The earth's moon is handy, only 238,857 miles away, but its considerable size (2,160 miles diameter) makes it a trap in space. Its gravitational pull is one-sixth as strong as the earth's, which means that unless a spaceship is braked in some way, it will hit the moon's surface at 5,000 m.p.h. Since the moon has no appreciable atmosphere that can be used for braking, the ship will have to cushion its fall by burning precious fuel in its rocket engine. To take off from the moon will cost fuel too, about one-sixth as much as was needed to escape from the earth. So an earth-to-moon spaceship will have to carry a very large payload of fuel if its crew hopes to get home again.

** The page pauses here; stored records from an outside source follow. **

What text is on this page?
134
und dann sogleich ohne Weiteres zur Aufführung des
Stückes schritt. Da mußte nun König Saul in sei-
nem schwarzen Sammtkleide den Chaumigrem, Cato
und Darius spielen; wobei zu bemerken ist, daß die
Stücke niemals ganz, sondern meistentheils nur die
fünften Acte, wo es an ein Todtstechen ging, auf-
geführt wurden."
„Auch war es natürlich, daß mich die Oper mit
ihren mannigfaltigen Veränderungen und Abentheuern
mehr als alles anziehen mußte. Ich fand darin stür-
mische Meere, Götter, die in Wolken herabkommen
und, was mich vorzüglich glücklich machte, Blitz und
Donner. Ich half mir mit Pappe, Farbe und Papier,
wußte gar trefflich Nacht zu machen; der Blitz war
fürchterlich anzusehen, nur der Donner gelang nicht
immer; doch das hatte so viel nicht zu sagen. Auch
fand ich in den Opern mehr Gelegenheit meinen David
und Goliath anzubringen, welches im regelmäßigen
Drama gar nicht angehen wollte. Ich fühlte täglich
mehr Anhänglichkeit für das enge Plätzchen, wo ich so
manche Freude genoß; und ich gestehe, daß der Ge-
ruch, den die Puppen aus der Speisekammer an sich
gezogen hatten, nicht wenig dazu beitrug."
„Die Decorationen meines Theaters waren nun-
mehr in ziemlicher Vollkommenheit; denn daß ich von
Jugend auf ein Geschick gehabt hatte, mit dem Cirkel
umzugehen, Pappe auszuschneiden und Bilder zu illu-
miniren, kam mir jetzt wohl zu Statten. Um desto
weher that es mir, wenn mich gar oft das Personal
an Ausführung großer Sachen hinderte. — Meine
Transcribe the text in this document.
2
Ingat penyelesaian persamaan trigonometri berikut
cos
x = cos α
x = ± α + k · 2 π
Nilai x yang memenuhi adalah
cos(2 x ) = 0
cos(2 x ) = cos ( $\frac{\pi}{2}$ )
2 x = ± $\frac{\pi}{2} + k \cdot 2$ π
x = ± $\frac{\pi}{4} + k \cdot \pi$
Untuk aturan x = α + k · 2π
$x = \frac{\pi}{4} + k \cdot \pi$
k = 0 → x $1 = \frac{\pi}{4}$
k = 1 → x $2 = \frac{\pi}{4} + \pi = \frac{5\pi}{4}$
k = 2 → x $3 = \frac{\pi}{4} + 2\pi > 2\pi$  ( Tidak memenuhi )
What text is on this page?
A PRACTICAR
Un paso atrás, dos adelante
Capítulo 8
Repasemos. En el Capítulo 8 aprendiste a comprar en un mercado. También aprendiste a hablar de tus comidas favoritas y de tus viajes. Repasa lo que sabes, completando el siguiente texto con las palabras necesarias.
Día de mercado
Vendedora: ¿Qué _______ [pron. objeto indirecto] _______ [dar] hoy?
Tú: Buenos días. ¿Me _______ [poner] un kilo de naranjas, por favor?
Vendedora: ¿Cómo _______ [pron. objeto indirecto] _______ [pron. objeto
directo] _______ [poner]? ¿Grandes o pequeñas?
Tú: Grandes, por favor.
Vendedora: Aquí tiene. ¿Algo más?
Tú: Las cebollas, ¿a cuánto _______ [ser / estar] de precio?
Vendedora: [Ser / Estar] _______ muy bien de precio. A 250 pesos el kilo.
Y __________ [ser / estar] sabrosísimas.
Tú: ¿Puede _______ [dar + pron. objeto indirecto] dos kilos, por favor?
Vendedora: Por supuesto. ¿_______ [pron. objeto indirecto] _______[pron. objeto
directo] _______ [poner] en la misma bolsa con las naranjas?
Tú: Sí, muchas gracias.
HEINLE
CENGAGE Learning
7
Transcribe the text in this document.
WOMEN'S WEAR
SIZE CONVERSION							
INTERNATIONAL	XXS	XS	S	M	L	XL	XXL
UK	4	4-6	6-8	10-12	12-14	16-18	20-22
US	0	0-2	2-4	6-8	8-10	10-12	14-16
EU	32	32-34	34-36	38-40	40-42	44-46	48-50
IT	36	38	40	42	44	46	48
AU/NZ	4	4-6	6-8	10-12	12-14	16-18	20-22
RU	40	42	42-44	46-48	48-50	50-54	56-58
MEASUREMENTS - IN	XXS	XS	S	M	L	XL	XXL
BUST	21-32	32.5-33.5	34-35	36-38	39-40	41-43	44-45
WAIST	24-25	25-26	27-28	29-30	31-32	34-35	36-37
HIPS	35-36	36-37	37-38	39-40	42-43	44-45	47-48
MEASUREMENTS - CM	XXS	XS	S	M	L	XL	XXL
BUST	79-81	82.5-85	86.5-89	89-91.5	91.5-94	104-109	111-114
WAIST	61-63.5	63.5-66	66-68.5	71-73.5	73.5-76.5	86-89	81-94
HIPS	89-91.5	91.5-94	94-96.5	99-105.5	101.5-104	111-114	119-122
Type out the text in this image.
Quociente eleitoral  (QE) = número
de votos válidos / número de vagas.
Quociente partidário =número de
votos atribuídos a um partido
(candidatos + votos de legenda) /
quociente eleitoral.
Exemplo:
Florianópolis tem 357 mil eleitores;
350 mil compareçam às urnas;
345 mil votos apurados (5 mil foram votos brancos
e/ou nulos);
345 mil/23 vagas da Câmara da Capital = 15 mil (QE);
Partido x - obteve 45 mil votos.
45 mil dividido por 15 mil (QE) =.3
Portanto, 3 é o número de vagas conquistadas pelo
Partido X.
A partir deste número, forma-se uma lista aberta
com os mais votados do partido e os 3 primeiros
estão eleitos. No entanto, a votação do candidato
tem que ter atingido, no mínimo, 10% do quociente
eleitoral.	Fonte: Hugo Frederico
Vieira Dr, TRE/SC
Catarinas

A voyage to the neighborhood of Mars, about 35 million miles away, will take only slightly more fuel than a near approach to the moon. In each case most of the fuel is expended while breaking away from the strong, close-in gravitational field of the earth. A landing on Mars and a take-off from the Martian surface would be extremely costly in fuel, but Dr. Schilt points out that landing on one of the small moons of Mars would cost practically nothing. The outer moon, Deimos, is about five miles in diameter, and has hardly any gravitation. The spaceship could drift toward it and, without expending fuel, come aboard as gently as thistledown. Then the crew would get a free ride around Mars, circling the planet every 30 hours and studying its surface from the fairly convenient distance of 12,500 miles. For a closer look they could shuttle to the inner moon, Phobos, which circles Mars only 3,700 miles away.
When it came time to return to earth, a 10-lb. push would separate a spaceship from its natural merry-go-round. Free of the little moon, it would have satellite velocity, 3,000 m.p.h. in the case of Deimos, so only a moderate additional push would free it from Martian gravitation and start it on the long voyage home.